Over the next year, the system was rolled out across inpatient units for use by physicians, physician extenders and medical students. New users are recruited using "2 minutes to quality" to reinforce that the additional time it takes to place orders using CPOE is small compared to what's at stake.

Satisfying Physicians
To date, we have 134 physicians, seven nurse practitioners and a physician assistant using McKesson's Horizon Expert Orders CPOE/clinical decision support system, including 55 of Providence Health's most active physicians, with order volume averaging 50,000 per month.

Our physicians report these key CPOE benefits:

      Up-to-date evidence-based medicine is at physicians'
        fingertips whenever they need it

      They no longer have to locate the patient's chart

      Legible orders help eliminate errors

      Orders are executed more quickly, often before
        the physician leaves the nursing station

Improving Patient Outcomes
We are seeing improvements in clinical outcomes and a reduction in operational resource requirements.

Medication Error Reduction: Our CPOE system intercepts an average of eight to nine possible medication errors per day. While these potential errors would have been caught downstream by pharmacists, nurses or other ancillary department clinicians, the fact that they are mitigated before being submitted is estimated to save the hospital an estimated $283,000 in avoided costs.

Medication Delivery Time Reduction: The turnaround time between routine medication order placement and pharmacy verification was reduced by 50% from 73 minutes to 37 minutes.

Lab Result Time Reduction: CPOE enabled us to reduce the turnaround time for STAT troponin labs by 45%. Order placement-to-result availability averages 37 minutes down from 56 minutes, which is especially important in new myocardial infarctions when "time is muscle."

Joint Commission/CMS Compliance: 100% of orders submitted through CPOE met the regulatory requirements that orders be timed and dated. This reflects a 66% increase over the 34% rate for paper-based orders.

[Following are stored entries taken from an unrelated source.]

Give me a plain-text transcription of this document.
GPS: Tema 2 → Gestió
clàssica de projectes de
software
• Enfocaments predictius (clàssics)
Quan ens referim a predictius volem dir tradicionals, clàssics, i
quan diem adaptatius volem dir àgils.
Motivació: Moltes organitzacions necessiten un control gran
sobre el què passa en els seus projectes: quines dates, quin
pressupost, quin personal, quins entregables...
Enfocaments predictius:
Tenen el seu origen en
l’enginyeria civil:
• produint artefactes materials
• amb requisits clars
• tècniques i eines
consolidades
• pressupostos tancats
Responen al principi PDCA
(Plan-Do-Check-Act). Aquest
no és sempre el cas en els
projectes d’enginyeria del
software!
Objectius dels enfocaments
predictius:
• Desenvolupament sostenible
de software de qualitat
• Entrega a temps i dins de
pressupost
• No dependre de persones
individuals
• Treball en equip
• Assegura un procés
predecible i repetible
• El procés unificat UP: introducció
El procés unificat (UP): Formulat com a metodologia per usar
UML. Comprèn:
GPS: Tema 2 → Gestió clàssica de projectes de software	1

Callback Reduction: CPOE's decision support helps us eliminate close to 600 pharmacy callbacks each month. With callbacks lasting an average of three minutes each, physicians and pharmacists now spend about 30 hours less per month on the phone clarifying orders.

Continuing the Journey
At Providence, we believe CPOE will become integral to your day-to-day operations. This summer, we'll bring our second hospital live, followed by another in May 2009. We have also added upgraded capabilities in Providence Portland Medical Center's new patient care and research tower, including a state-of -the-art OR and PACU (Post-Anesthesia Care Unit) that enables enhanced surgical adoption and implementation of CPOE.

Dr. Stuart Morgan has been a hospitalist at Providence Portland Medical Center (PPMC) since 1999 and acted as Hospitalist Medical Director from 2001-2006. He has acted as the ProvExpert Medical Director since 2005. Dr. Morgan chairs the PPMC Order Set Council and is a member of the Regional Standardized Order Set Committee.